Ronan shoved the ankh back into his pocket. “Nothing. Just a trinket I found.”
“Uh-huh.” Rule crossed his arms, his voice betraying that he didn’t buy Ronan’s lie.
Ronan glanced away, in no mood to see yet another person he admired look at him like he was a failure.
Rule let out a turbulent exhale. One that sounded like it came with a mix of frustration, distraction, and impatience. “I just came from your house.”

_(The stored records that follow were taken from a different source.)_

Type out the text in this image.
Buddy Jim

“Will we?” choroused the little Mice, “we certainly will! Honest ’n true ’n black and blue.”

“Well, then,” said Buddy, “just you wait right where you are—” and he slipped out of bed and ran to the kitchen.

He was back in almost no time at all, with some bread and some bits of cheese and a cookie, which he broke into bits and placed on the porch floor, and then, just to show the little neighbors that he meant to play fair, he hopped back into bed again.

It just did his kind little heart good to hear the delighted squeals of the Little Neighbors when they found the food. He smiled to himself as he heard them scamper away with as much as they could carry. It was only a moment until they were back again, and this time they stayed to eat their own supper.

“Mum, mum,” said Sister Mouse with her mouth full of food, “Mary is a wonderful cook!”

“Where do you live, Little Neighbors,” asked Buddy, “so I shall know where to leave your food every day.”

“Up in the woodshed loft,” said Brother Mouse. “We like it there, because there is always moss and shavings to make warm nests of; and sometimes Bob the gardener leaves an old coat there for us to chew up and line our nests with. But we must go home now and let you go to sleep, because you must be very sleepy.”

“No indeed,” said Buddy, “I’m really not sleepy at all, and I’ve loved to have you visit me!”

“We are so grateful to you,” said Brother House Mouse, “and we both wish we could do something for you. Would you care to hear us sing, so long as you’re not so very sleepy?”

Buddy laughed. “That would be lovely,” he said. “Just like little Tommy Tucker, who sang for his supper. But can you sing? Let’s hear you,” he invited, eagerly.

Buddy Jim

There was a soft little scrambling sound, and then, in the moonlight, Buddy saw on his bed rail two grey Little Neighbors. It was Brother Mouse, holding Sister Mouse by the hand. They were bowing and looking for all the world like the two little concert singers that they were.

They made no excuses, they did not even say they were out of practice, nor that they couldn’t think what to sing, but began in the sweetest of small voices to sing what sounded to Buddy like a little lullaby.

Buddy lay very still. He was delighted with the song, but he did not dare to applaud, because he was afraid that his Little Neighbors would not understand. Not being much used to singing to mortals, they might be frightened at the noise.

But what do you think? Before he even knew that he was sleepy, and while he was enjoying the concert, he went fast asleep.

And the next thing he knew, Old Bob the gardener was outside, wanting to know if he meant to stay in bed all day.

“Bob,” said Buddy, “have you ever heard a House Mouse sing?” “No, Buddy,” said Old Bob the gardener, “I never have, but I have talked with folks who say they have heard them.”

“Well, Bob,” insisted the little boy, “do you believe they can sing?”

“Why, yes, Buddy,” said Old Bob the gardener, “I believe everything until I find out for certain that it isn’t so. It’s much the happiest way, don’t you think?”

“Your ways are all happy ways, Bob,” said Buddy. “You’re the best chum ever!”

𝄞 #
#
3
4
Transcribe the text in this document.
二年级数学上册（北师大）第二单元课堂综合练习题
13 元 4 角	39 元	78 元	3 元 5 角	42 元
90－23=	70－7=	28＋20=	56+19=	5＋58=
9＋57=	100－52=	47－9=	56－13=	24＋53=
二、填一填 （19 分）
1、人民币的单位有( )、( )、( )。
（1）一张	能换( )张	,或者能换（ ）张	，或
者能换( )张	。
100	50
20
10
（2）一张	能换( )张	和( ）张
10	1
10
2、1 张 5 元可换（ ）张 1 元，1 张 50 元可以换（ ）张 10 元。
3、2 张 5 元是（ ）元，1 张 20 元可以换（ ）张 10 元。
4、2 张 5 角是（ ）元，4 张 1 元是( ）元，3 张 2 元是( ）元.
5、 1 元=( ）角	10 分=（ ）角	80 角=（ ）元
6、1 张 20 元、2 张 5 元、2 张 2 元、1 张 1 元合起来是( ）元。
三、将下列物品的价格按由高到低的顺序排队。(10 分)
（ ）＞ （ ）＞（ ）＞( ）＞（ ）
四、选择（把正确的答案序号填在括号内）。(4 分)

A chill raced down his back. He’d left Micah and his father at his house two hours ago. More than likely, his father was still there, awaiting his return. He could only imagine the conversation Rule had had with his dad.
“What were you doing at my house?” When Rule didn’t answer right away, Ronan glanced up at him. “Well . . .?”
“I think you already know.”
Anger simmered underneath the sharp-edged dread sending up goose bumps on his arms. Respect or not, he was fed the fuck up to fucking here with the shit he’d been through tonight.
Standing, he pushed into Rule’s personal space. If he was out of the club, anyway, he was going to ensure he was way out.
“No, Rule, I don’t know. How about you spell it out for me.” If Rule had been to his home, and was now looking at him like he should know what this little cemetery visit was about, he no doubt had gotten a rundown from good ol’ Dad. God only knew what version of the story his father had given Rule, but it appeared as if Rule had taken his dad’s version as gospel.
Rule simply stared at him, the only movement in his expression a tightening of the skin around his eyes.
“I’m waiting, Rule? What the hell were you doing at my home?”
Rule broke out of his statue impersonation and paced a few steps to the side as he glanced over his shoulder again. “First of all, you should know my real name isn’t Rule. It’s Rysk. Rysk the Second, to be exact.” He said his real name like it was one Ronan should have heard before.